14 of 15 people found the following review helpful:
4.0 out of 5 stars
Alaska: the city guy's view,
By
This review is from: Going to Extremes (Plume) (Mass Market Paperback)
The "top note" of Joe McGinniss' story "Going to Extremes" is about what happens when a lot of folks from the lower 48 and a lot of money are thrown into Alaska at the same time--the late 1970s, when the pipeline was being built. McGinniss casts an urban reporter's jaundiced eye, for example, toward the drinking and drugs that seem like an inevitable consequence of people in the cold wilderness with nothing to do and some money.Sometimes he intends to be virtually comic, as when a newbie pipefitter offloads his pickup truck from the ferry in a Panhandle town unconnected to the rest of the world by road, or when a drug-addled prostitute runs in to a travel agency in Valdez, Alaska, pointing a gun at the travel agent demanding an immediate trip out of town (to get away from creditors). The agent settles her down and puts her in his truck--as though this sort of thing happened everyday-- while he finishes out his conversation with McGinniss inside. A long essay documenting McGinniss' trip to the far northern Brooks Range is dominated by his fear of bears (that's logical, I guess) and his city-slicker mountaineering inabilities, although it eventually rises to suggest the majesty of the land he was touring. In contrast to John McPhee's "Coming into the Country," written in the same era, McGinniss seems determined to remain a sardonic outsider, an observer of people and their weaknesses primarily, rather than an observer of nature. It's an insightful approach although I wouldn't be surprised if a lot of real Alaskans objected to it, and certainly I am hoping to avoid the gun-toting ladies of the evening on my upcoming trip to tour the state.

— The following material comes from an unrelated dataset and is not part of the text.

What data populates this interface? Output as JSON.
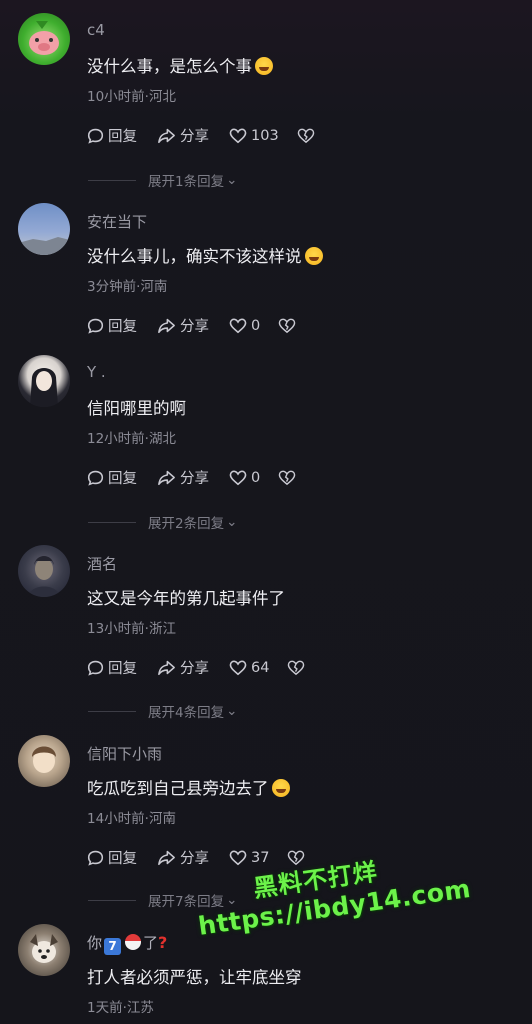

14 of 15 people found the following review helpful:
5.0 out of 5 stars
Thank you, Joe!,
This review is from: Going to Extremes (Plume) (Mass Market Paperback)
I don't know anything about Alaska until I read this book. I have no idea whether it is accurate or not the way he described that remote area. But my heart was following him everywhere he went and every feeling he got. I chewed on every word, and was totally lost in the last episode when they found this beautiful meadow. I was speechless after I closed the book. I sat at the beach, and had it to myself again and again, that beautiful meadow, the peace, the harmony...Thank you, Joe!